A Haunting tale of Murder

Kenneth Branagh’s latest Poirot adventure, very loosely based on Agatha Christie’s Halloween Party, is a significant departure from the star filled travelogues that preceded it, and is all the better for it. While the essential ingredients are the same, A Haunting in Venice is shorter, sharper and an altogether more enjoyable romp than its predecessors.

The setting of Venice still allows for some picture postcard cinematography, but for the most part the action takes place within the claustrophobic confines of an elegantly dilapidated waterfront palace. There’s a significant difference in casting policy too, as proper acting trumps star power. Branagh returns to the screen with his usual prissy, moustache-twiddling Poirot, but this time his cast invest their roles with something akin to genuine characterisation. Tina Fey is knowingly acerbic as crime novelist Ariadne Oliver, while Kelly Reilly’s morose singer Rowena Drake is genuinely moving. Michelle Yeoh’s society medium is suitably other worldly, while Jude Hill (who so brilliantly played Branagh’s younger self in Belfast) is marvellously creepy as Leopold, the son of a shell-shocked father.
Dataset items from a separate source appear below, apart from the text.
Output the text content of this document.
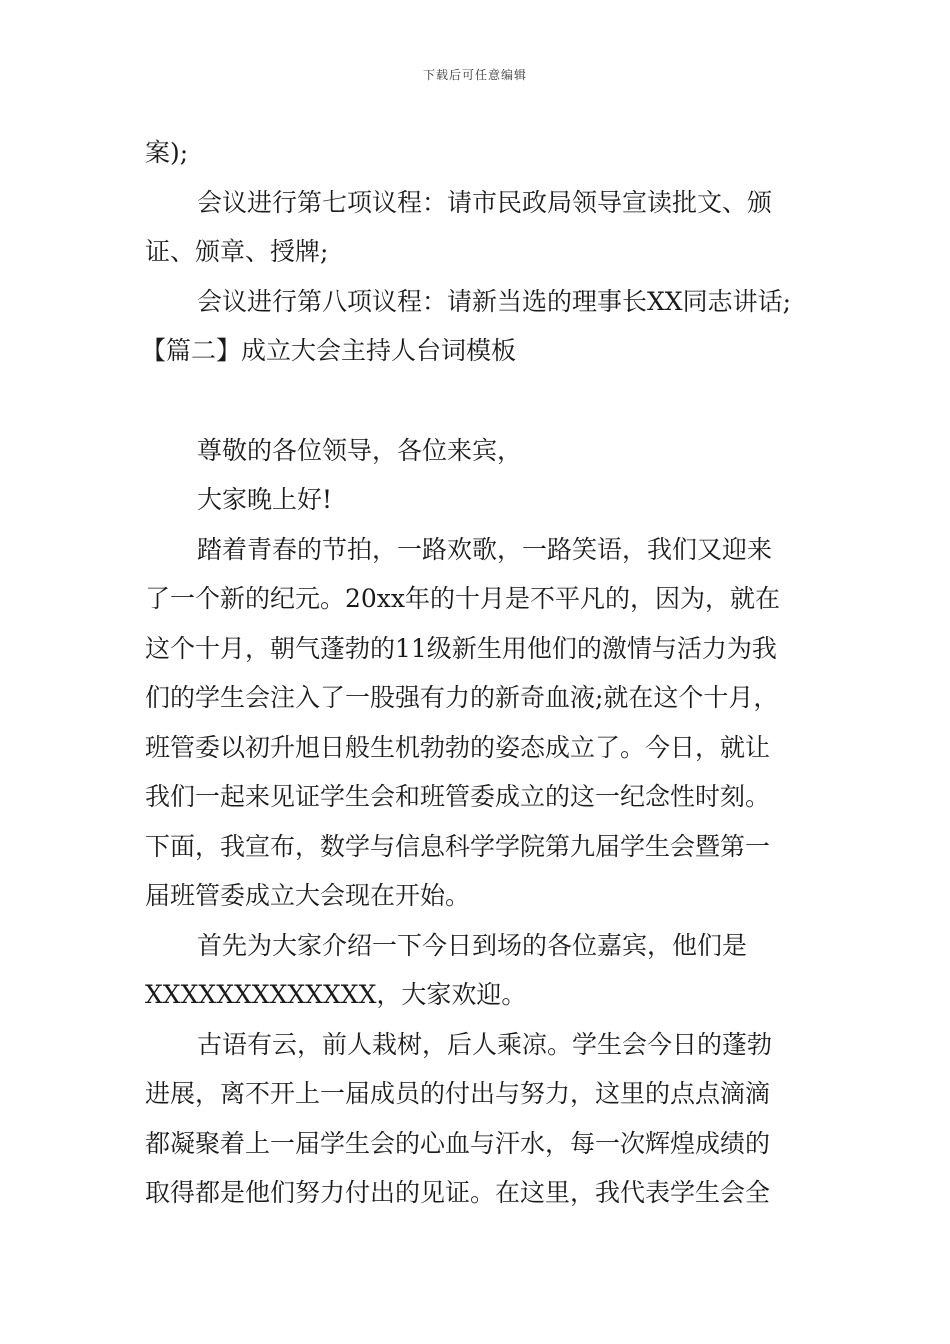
下载后可任意编辑
案);
会议进行第七项议程：请市民政局领导宣读批文、颁
证、颁章、授牌;
会议进行第八项议程：请新当选的理事长XX同志讲话;
【篇二】成立大会主持人台词模板
尊敬的各位领导，各位来宾，
大家晚上好!
踏着青春的节拍，一路欢歌，一路笑语，我们又迎来
了一个新的纪元。20xx年的十月是不平凡的，因为，就在
这个十月，朝气蓬勃的11级新生用他们的激情与活力为我
们的学生会注入了一股强有力的新奇血液;就在这个十月，
班管委以初升旭日般生机勃勃的姿态成立了。今日，就让
我们一起来见证学生会和班管委成立的这一纪念性时刻。
下面，我宣布，数学与信息科学学院第九届学生会暨第一
届班管委成立大会现在开始。
首先为大家介绍一下今日到场的各位嘉宾，他们是
XXXXXXXXXXXXX，大家欢迎。
古语有云，前人栽树，后人乘凉。学生会今日的蓬勃
进展，离不开上一届成员的付出与努力，这里的点点滴滴
都凝聚着上一届学生会的心血与汗水，每一次辉煌成绩的
取得都是他们努力付出的见证。在这里，我代表学生会全
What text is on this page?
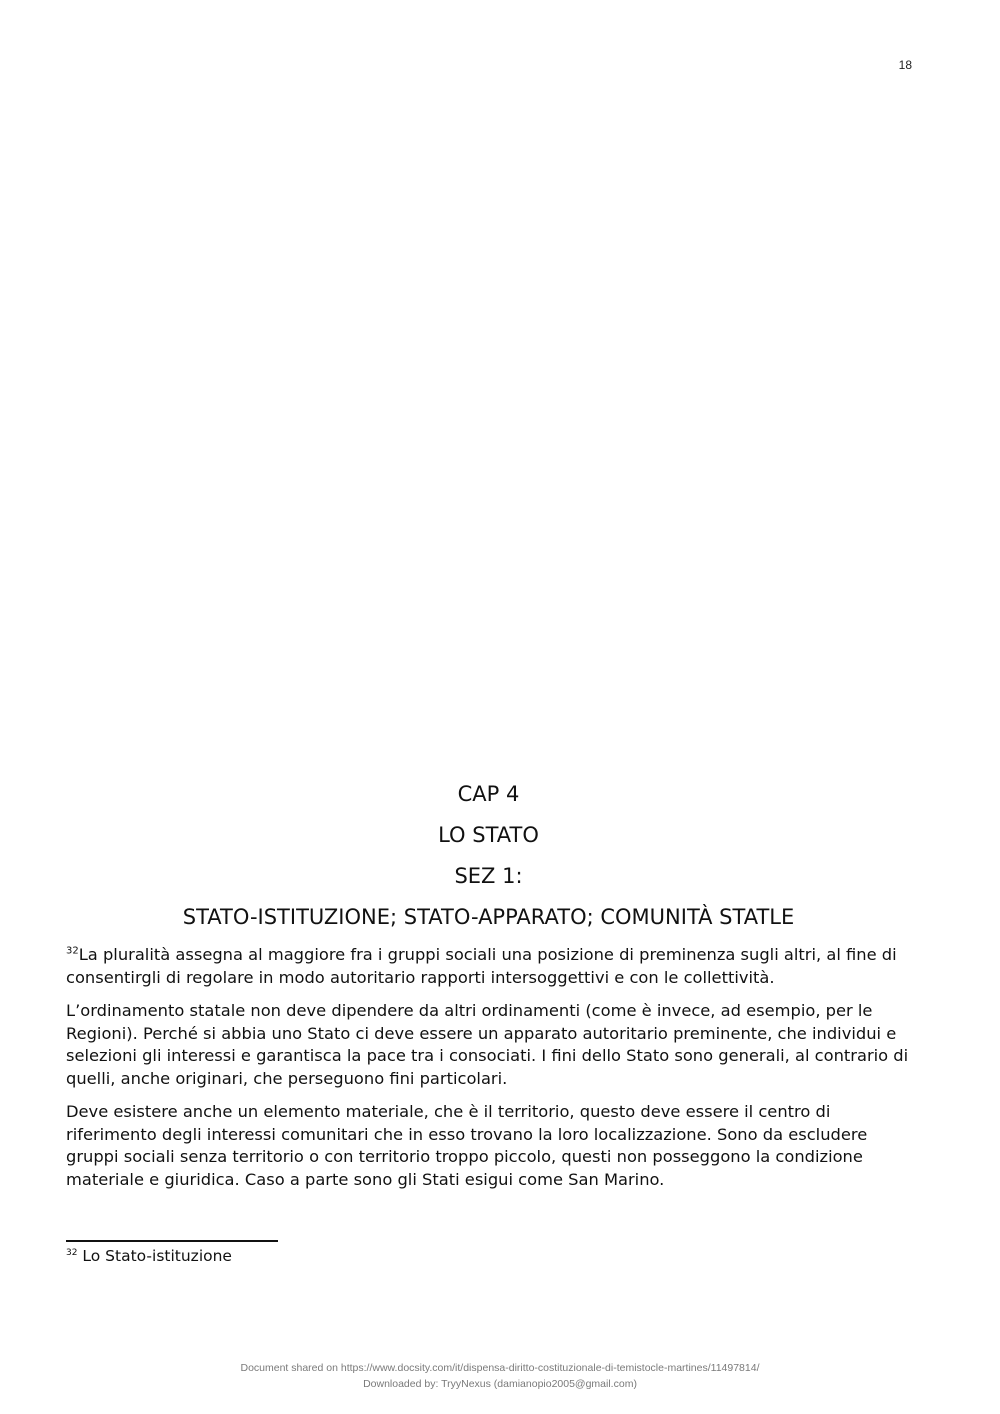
18
CAP 4
LO STATO
SEZ 1:
STATO-ISTITUZIONE; STATO-APPARATO; COMUNITÀ STATLE

$^{32}$La pluralità assegna al maggiore fra i gruppi sociali una posizione di preminenza sugli altri, al fine di consentirgli di regolare in modo autoritario rapporti intersoggettivi e con le collettività.

L’ordinamento statale non deve dipendere da altri ordinamenti (come è invece, ad esempio, per le Regioni). Perché si abbia uno Stato ci deve essere un apparato autoritario preminente, che individui e selezioni gli interessi e garantisca la pace tra i consociati. I fini dello Stato sono generali, al contrario di quelli, anche originari, che perseguono fini particolari.

Deve esistere anche un elemento materiale, che è il territorio, questo deve essere il centro di riferimento degli interessi comunitari che in esso trovano la loro localizzazione. Sono da escludere gruppi sociali senza territorio o con territorio troppo piccolo, questi non posseggono la condizione materiale e giuridica. Caso a parte sono gli Stati esigui come San Marino.

$^{32}$ Lo Stato-istituzione
Document shared on https://www.docsity.com/it/dispensa-diritto-costituzionale-di-temistocle-martines/11497814/
Downloaded by: TryyNexus (damianopio2005@gmail.com)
Nicolas Roeg captured the stark, ghostly atmosphere of Venice in his masterpiece Don’t Look Now, and it’s never been bettered. Branagh must surely have had that film in mind while directing this one, teetering as it does, so closely to the overtly supernatural, notwithstanding Poirot’s rationalization of its spooky goings on. The crime itself is satisfyingly resolved, as you would expect, but is almost incidental to the darkly atmospheric setting and tone. The film engenders an increasingly unnerving sense that something formidable is lurking just beneath the murky, swirling waters of Venice, its centuries old dark secrets investing what might otherwise have been a formulaic murder mystery with a deliciously irresistible dread.